Errors in hypothesis testing

In any hypothesis test, there is a risk that the incorrect conclusion is made - which will either take the form of a type I or a type II error, as described below. Note that no single hypothesis test can be affected by both type I and type II errors, as they are each based on different assumptions regarding the source population. However, as the true state of the source population will not be known, both types of errors should be considered when interpreting a hypothesis test (and when calculating the required sample size).

Type I error

This type of error refers to the situation where it is concluded that a difference between the two groups exists, when in fact it does not. The probability of a type I error is often denoted with the symbol α. As this type of error is based on a situation in which the 'null hypothesis' is correct, it is associated with the p-value given in a hypothesis test, which is often set at 0.05 to indicate 'significance'. This means that there is a 5% chance of a type I error (which in the case of hypothesis testing, is interpreted as 'if the null hypothesis was correct, we would expect to see this difference or greater only 5% of the time - meaning that there is [weak] evidence against the null hypothesis being correct).

Type II error

This type of error refers to the situation where it is concluded that no difference between two groups exists, when in fact it does. The probability of a type II error is often denoted with the symbol β. The 'power' of a study is defined as the probability of detecting a difference when it does exist, and so can be calculated as (1-β).

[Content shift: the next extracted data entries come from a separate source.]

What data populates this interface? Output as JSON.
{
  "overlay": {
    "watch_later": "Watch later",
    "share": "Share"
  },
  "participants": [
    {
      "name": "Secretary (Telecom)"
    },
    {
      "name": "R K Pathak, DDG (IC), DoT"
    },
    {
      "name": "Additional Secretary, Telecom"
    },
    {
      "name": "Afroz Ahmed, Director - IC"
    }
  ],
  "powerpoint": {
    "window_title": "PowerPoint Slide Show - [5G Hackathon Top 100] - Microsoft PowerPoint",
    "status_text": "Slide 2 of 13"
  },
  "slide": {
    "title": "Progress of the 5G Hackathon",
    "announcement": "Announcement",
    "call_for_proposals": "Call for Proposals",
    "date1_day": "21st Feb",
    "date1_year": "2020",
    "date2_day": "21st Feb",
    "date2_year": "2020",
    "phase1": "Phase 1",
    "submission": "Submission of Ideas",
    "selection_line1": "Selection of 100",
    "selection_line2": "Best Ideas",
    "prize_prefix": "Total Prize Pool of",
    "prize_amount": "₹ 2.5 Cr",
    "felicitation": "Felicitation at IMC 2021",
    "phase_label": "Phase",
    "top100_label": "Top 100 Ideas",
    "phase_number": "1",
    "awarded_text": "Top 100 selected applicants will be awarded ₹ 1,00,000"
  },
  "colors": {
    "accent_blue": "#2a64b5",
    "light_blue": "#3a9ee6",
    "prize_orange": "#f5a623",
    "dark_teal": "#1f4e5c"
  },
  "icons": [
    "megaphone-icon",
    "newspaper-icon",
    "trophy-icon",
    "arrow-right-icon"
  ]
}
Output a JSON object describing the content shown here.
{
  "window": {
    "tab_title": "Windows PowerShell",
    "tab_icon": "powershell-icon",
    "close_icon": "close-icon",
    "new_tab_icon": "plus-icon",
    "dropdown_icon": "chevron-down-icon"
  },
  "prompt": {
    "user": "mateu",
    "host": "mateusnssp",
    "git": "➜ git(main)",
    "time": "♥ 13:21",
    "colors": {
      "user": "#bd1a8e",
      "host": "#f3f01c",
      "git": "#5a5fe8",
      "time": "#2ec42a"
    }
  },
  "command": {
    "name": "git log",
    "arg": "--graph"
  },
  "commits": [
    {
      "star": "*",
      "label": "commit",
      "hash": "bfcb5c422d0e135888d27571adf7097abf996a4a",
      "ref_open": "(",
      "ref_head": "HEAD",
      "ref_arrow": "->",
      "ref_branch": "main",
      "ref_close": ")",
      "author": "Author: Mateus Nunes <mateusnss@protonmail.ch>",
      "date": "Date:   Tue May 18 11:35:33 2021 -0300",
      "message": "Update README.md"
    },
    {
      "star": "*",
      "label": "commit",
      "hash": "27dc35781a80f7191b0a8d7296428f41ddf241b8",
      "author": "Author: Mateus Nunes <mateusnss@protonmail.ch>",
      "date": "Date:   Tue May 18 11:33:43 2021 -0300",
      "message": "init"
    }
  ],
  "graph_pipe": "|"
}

One-tailed and two-tailed tests

Another issue to consider when conducting a hypothesis test is whether a one-tailed or a two-tailed is required. The decision of which to use will depend upon the null and alternative hypotheses stated. A two-tailed test will allow the detection of a difference in either direction (for example, either a lower prevalence of disease in the exposed group or a lower prevalence of disease in the unexposed group). One-tailed tests are used when the null and alternative hypotheses have a direction, and will only detect a difference if it is in that particular direction.

For example, consider a clinical trial of a drug which is thought to reduce the risk of death. However, it may be found that the drug actually increases the risk of death. If H₀ was defined as 'there is no difference in risk of death according to treatment status', then H₁ would be 'there is a difference in risk of death according to treatment status', and a two-tailed test would be performed. This hypothesis test would be expected to find evidence against the null hypothesis (the direction of which would be quantified through a measure of effect such as the risk ratio). However, if the investigators were convinced that the drug would not increase the risk of death, then H₀ may be stated as 'the risk of death is not reduced amongst treated animals', in which case H₁ would be 'the risk of death is reduced amongst treated animals'. In this case, a one-tailed hypothesis test would be performed, which would fail to find evidence against the null hypothesis (since the null is in fact correct). For this reason, two-tailed tests are used in the vast majority of cases.